News

USIS Washington File

08 October 1999

Transcript: Albright Q&A with reporters following Senate testimony on CTBT

(Says more time is needed for consideration by the Senate of Treaty)
(840)

Following her testimony October 7 before the Senate Foreign Relations
Committee, Secretary of State Madeleine Albright told reporters that
the Comprehensive Test Ban Treaty (CTBT) that bans all nuclear testing
"is a very important Treaty that needs to be considered carefully,
comprehensively," by the United States Senate.

She said that "the time for consideration has been artificially
shortened, and I believe that it needs to have more consideration."

Senate Majority Leader Trent Lott, Republican of Mississippi, has
scheduled only two days of Senate floor debate on ratifying the treaty
-- October 8 and October 12, to be followed by a final vote.

Following is the State Department transcript:

(begin transcript)

U.S. DEPARTMENT OF STATE
Office of the Spokesman
October 7, 1999

SECRETARY OF STATE MADELEINE K. ALBRIGHT
AT STAKE-OUT FOLLOWING TESTIMONY BEFORE THE
SENATE FOREIGN RELATIONS COMMITTEE
ON RATIFICATION OF THE COMPREHENSIVE TEST BAN TREATY

QUESTION:  Madame Secretary?

SECRETARY ALBRIGHT:  Yes.

Q: How are you?

SECRETARY ALBRIGHT:  Good.  How are you?

Q: Can you speak to the issue of delay in what -- speaking to the
administration -- what you'd like to see happen, given the parameters
of the debate so far?

SECRETARY ALBRIGHT: Well, I think that this is a very important treaty
that needs to be considered carefully, comprehensively. And it has
been -- the time for consideration has been artificially shortened,
and I believe that it needs to have more consideration.

Q: The Chairman, if I understand correctly, wants it in writing that
if there's a postponement, it would be until after the election.
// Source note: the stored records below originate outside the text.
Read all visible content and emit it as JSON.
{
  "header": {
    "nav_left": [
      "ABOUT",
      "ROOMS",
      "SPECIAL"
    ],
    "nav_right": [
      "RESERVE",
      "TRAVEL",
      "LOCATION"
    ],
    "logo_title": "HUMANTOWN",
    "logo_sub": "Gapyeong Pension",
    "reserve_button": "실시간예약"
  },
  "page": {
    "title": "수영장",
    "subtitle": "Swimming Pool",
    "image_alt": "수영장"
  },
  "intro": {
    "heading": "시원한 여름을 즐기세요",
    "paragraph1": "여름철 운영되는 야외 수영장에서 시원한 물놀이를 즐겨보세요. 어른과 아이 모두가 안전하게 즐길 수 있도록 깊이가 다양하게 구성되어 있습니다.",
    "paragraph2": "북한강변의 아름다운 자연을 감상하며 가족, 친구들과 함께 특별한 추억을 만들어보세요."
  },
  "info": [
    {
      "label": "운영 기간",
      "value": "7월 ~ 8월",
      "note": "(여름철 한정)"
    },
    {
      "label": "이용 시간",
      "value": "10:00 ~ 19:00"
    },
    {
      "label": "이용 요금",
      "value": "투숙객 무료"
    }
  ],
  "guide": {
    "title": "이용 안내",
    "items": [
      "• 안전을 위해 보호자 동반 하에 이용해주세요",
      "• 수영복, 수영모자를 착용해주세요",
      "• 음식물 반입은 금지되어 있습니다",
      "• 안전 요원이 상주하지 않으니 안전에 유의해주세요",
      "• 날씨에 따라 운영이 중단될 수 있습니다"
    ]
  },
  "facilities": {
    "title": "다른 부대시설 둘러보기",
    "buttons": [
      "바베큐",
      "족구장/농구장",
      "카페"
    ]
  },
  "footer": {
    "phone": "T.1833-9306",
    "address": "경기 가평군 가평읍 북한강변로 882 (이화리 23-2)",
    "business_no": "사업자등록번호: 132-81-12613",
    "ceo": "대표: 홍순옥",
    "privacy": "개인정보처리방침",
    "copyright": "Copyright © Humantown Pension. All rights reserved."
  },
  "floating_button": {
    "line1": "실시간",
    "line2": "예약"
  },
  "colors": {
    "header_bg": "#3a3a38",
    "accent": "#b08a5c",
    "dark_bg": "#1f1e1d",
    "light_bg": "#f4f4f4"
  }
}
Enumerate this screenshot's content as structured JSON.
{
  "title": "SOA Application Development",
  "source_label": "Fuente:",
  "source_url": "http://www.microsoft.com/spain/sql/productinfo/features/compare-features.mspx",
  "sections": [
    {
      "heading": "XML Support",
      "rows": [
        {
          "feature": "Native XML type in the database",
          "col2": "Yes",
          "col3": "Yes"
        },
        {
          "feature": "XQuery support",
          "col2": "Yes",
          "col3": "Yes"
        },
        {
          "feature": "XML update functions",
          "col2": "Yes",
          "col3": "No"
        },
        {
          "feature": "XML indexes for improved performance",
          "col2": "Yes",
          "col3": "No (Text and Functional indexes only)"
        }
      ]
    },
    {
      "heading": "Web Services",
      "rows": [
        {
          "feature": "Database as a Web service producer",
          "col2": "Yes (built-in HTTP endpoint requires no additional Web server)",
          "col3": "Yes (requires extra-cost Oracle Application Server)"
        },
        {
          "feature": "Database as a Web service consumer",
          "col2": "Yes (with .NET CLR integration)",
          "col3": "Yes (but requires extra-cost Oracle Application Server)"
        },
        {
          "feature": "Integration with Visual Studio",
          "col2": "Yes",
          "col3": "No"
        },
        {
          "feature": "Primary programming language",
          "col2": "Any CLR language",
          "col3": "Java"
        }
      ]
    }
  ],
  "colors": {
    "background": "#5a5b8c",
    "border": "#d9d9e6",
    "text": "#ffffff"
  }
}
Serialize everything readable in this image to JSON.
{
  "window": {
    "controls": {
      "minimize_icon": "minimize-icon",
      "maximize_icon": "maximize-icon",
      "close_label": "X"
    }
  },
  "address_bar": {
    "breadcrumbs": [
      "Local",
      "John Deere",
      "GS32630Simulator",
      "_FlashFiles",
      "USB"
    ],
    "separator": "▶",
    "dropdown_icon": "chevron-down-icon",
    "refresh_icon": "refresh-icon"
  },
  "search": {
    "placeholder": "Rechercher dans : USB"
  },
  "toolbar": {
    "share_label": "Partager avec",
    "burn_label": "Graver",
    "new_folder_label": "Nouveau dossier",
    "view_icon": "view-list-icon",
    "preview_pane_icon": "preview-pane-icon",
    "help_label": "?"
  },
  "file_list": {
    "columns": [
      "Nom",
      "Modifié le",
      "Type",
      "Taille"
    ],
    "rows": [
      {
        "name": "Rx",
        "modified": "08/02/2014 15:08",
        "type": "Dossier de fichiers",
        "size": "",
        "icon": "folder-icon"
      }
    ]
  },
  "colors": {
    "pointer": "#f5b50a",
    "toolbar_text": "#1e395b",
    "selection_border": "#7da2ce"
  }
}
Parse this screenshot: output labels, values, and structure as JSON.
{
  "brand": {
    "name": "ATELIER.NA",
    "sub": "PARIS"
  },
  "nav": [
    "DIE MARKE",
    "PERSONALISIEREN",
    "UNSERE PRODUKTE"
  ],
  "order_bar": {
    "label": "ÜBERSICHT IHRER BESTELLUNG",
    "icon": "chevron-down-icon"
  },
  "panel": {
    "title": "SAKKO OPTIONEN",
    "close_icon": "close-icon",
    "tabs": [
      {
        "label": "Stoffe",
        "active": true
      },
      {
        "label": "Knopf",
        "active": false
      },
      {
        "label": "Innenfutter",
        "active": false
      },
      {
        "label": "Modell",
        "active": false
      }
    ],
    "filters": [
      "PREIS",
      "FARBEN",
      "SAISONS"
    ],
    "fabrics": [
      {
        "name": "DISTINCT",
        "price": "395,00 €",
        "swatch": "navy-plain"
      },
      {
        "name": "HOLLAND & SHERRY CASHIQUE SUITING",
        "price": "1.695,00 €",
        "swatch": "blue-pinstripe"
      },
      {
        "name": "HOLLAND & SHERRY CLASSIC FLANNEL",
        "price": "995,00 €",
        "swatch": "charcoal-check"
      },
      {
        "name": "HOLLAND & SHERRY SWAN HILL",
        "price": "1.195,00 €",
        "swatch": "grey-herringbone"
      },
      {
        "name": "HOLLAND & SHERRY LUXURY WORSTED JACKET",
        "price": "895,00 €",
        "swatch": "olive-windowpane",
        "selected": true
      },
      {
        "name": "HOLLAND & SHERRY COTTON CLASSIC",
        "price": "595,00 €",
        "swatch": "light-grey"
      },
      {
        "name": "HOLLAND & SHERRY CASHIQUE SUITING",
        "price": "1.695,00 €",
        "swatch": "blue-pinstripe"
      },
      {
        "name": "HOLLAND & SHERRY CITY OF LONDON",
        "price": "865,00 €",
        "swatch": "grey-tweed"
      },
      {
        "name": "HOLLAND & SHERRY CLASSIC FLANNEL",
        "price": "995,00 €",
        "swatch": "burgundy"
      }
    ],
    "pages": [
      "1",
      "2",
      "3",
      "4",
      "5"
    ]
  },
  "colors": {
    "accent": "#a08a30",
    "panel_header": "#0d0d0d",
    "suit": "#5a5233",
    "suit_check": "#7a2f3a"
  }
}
SECRETARY ALBRIGHT:  I am --

Q: Is that -- leaving him out of it, when you speak of delay or more
consideration of the treaty, what time-frame --

SECRETARY ALBRIGHT: I am not going to give it a time-frame. What I
believe, though, and I must say that this was an excellent hearing,
and I think that the Senators --. First of all, the hearing that
preceded me, with the other Senators, I thought was very good, and
there were a lot of good questions asked and answered. I thought they
were very probing questions that I was asked. I felt that the Senators
were turning their attention, really, to this treaty at this stage,
and that more time is required, and no artificial way of shortening
it.

I don't want to -- it's not up to me to set the time-frame for this,
but I do think that this is a very important treaty, one that will
affect how the American leadership of the non-proliferation issues is
carried out. And so that's my --

Q: Do you think time is working on the side of ratification?

SECRETARY ALBRIGHT: I think that, as facts emerge about the importance
of this treaty, and the fact that the United States has, through a
moratorium, is not testing, and all we're doing is trying to get a
treaty into place that prevents others from testing -- in other words,
doing what we're already doing -- I think that the facts for this
treaty speak for themselves.

Q: Thank you. Ambassador Kirkpatrick said today that it doesn't really
matter if it's not ratified by the Senate: if it fails. She says other
people just aren't paying that much attention to this.

SECRETARY ALBRIGHT: That is simply not true. I have just been up to
New York -- that's both her and my old stomping ground -- and I met
with 80 foreign ministers in the course of my time up there. CTBT very
much came up -- I can't say in all of them, but in a lot of them,
because I think people are very concerned about nuclear proliferation.

And you have to remember that, with the review of the Nuclear
Nonproliferation Treaty in '95, we would be breaking faith with those
countries, because they were the ones that urged us to go forward on
what President Clinton had already asked us to do, which was to
negotiate a comprehensive test ban treaty. So, if you actually spend
time talking to the foreign ministers of today, and in New York, this
is a subject that people care about and should care about.

Q: Is President Clinton going to ask Lott to withdraw this
(inaudible)?

SECRETARY ALBRIGHT:  As I said, I've made --

Q: Well, I mean we've got to come to a head at one point?

SECRETARY ALBRIGHT:  I -- pardon?

Q: It's got to come to a head at some point.

SECRETARY ALBRIGHT: Well, I'm not going to get into -- that's not what
I do for a living.

Q: But is withdrawal an option, as Carter withdrew SALT II?

SECRETARY ALBRIGHT: Look, I am saying that what is important here is
this treaty needs more consideration. That is --

Q: I know.  Thank you very much.  All right thank you.